La réponse positive de certains politiciens de l’opposition burundaise à l’invitation du facilitateur controversé Benjamin Mkapa a suscité une vive polémique, sans parler des critiques acerbes venues de la part du Conseil national pour le respect de l’accord d’Arusha et la restauration d’un Etat de droit ( Cnared). Ce qui n’a pas laissé indifférent le blogueur Jean Marie Ntahimpera qui y voit certaines incohérences.
Après que Benjamin Mkapa ait qualifié de « fous » ceux qui ne reconnaissent pas la légitimité du président Pierre Nkurunziza, le Directoire du Cnared a décidé de ne plus reconnaitre l’ancien président tanzanien comme facilitateur. Mais ce dernier a invité les politiciens au « debriefing » à Arusha le 16 janvier, et certains membres de cette plateforme s’y sont rendus, et pas des moindres. Les représentants du Frodebu et du Cndd étaient là. Les vice-présidents de l’Uprona de Charles Nditije étaient prêts à y aller, mais n’ont pas été invités. Les représentants des medias et des organisations de la société civile en exil se sont plaints de ne pas avoir été invités. Ce qui signifie que s’ils étaient conviés, ils s’y seraient rendus.
Que veut dire tout ça ?
Que le collectif des partis de l’opposition n’a pas ou n’a plus autorité sur grand-chose. Le Cnared a été créé pour unir l’opposition contre un pouvoir arbitraire. Mais le constat aujourd’hui est qu’il a échoué. Il est fait d’une dizaine de partis politiques, mais ceux qui ont un vrai poids sont nommément le Msd, le Frodebu et l’Uprona. Si les deux derniers n’écoutent plus le directoire du Cnared concernant une question aussi cruciale que la reconnaissance ou pas du facilitateur, c’est que le seul parti important qui reste fidèle ou loyal à la plateforme de l’opposition est le Msd. Mais il me semble qu’Alexis Sinduhije, son président, a pris une certaine retraite politique, ce qui me pousse à me demander ce que ceux qui parlent au nom du Cnared représentent réellement.
Le problème de cette plateforme à avoir une autorité sur ses membres est double. D’abord il a du mal à coordonner les partis membres. Ensuite, certains chefs de partis qui en font partie n’ont plus la main sur leurs partis. Soyons francs, on ne peut pas diriger efficacement l’opposition burundaise à partir de la Belgique. La géographie aussi compte.

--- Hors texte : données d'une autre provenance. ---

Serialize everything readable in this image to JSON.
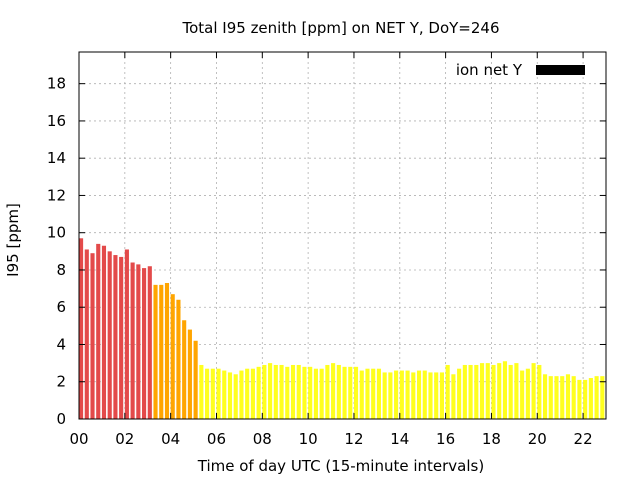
{
  "chart_data": {
    "type": "bar",
    "title": "Total I95 zenith [ppm] on NET Y, DoY=246",
    "xlabel": "Time of day UTC (15-minute intervals)",
    "ylabel": "I95 [ppm]",
    "xlim": [
      0,
      22.75
    ],
    "ylim": [
      0,
      19.7
    ],
    "xticks": [
      "00",
      "02",
      "04",
      "06",
      "08",
      "10",
      "12",
      "14",
      "16",
      "18",
      "20",
      "22"
    ],
    "yticks": [
      "0",
      "2",
      "4",
      "6",
      "8",
      "10",
      "12",
      "14",
      "16",
      "18"
    ],
    "grid": true,
    "legend": {
      "position": "top-right",
      "label": "ion net Y",
      "color": "#000000"
    },
    "colors": {
      "high": "#e34a4a",
      "medium": "#ffa500",
      "low": "#ffff1e"
    },
    "series": [
      {
        "x": [
          0,
          0.25,
          0.5,
          0.75,
          1,
          1.25,
          1.5,
          1.75,
          2,
          2.25,
          2.5,
          2.75,
          3,
          3.25,
          3.5,
          3.75,
          4,
          4.25,
          4.5,
          4.75,
          5,
          5.25,
          5.5,
          5.75,
          6,
          6.25,
          6.5,
          6.75,
          7,
          7.25,
          7.5,
          7.75,
          8,
          8.25,
          8.5,
          8.75,
          9,
          9.25,
          9.5,
          9.75,
          10,
          10.25,
          10.5,
          10.75,
          11,
          11.25,
          11.5,
          11.75,
          12,
          12.25,
          12.5,
          12.75,
          13,
          13.25,
          13.5,
          13.75,
          14,
          14.25,
          14.5,
          14.75,
          15,
          15.25,
          15.5,
          15.75,
          16,
          16.25,
          16.5,
          16.75,
          17,
          17.25,
          17.5,
          17.75,
          18,
          18.25,
          18.5,
          18.75,
          19,
          19.25,
          19.5,
          19.75,
          20,
          20.25,
          20.5,
          20.75,
          21,
          21.25,
          21.5,
          21.75,
          22,
          22.25,
          22.5,
          22.75
        ],
        "values": [
          9.7,
          9.1,
          8.9,
          9.4,
          9.3,
          9.0,
          8.8,
          8.7,
          9.1,
          8.4,
          8.3,
          8.1,
          8.2,
          7.2,
          7.2,
          7.3,
          6.7,
          6.4,
          5.3,
          4.8,
          4.2,
          2.9,
          2.7,
          2.7,
          2.7,
          2.6,
          2.5,
          2.4,
          2.6,
          2.7,
          2.7,
          2.8,
          2.9,
          3.0,
          2.9,
          2.9,
          2.8,
          2.9,
          2.9,
          2.8,
          2.8,
          2.7,
          2.7,
          2.9,
          3.0,
          2.9,
          2.8,
          2.8,
          2.8,
          2.6,
          2.7,
          2.7,
          2.7,
          2.5,
          2.5,
          2.6,
          2.6,
          2.6,
          2.5,
          2.6,
          2.6,
          2.5,
          2.5,
          2.5,
          2.9,
          2.4,
          2.7,
          2.9,
          2.9,
          2.9,
          3.0,
          3.0,
          2.9,
          3.0,
          3.1,
          2.9,
          3.0,
          2.6,
          2.7,
          3.0,
          2.9,
          2.4,
          2.3,
          2.3,
          2.3,
          2.4,
          2.3,
          2.1,
          2.1,
          2.2,
          2.3,
          2.3
        ]
      }
    ]
  }
}
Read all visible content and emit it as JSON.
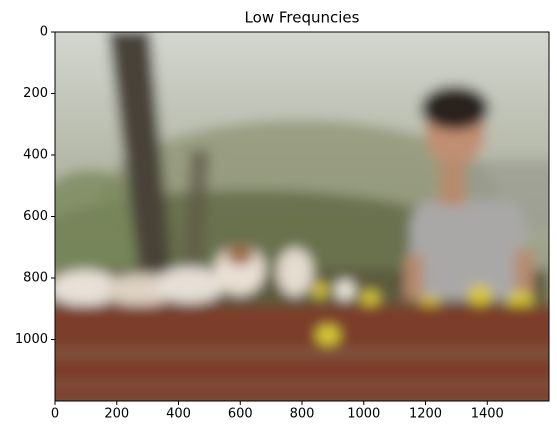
{
  "chart_data": {
    "type": "image",
    "title": "Low Frequncies",
    "xlim": [
      0,
      1600
    ],
    "ylim": [
      1200,
      0
    ],
    "xticks": [
      0,
      200,
      400,
      600,
      800,
      1000,
      1200,
      1400
    ],
    "yticks": [
      0,
      200,
      400,
      600,
      800,
      1000
    ]
  }
}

Bonne décision, manque de stratégie
Je pense que la décision de ne plus reconnaitre Benjamin Mkapa est bonne. Après tout, le facilitateur ne sert à rien s’il n’a pas de respect pour une des parties en conflit. Mais cette décision aurait été efficace si tous les partis membres du Cnared et les leaders de la société civile en exil avaient tenu tous non seulement un même langage, mais adopté une même stratégie pour la suite des négociations. Si personne dans ces groupes n’avait répondu à l’invitation de Mkapa, celui-ci aurait compris qu’il n’avait plus de légitimité. Il allait se sentir ridicule, peut-être démissionner ou alors approcher le Cnared pour dire : « j’ai compris, c’est vous l’opposition légitime, dites-moi maintenant ce que vous voulez ». Mais maintenant que certains membres des partis les plus influents du Cnared sont prêts à répondre à ses invitations, et que les responsables du mouvement Halte au troisième mandat peuvent jouer leur carte de façon indépendante, Mkapa peut dire au directoire du Cnared d’aller au diable sans risquer de perdre son job. C’est le Cnared qui devient ridicule.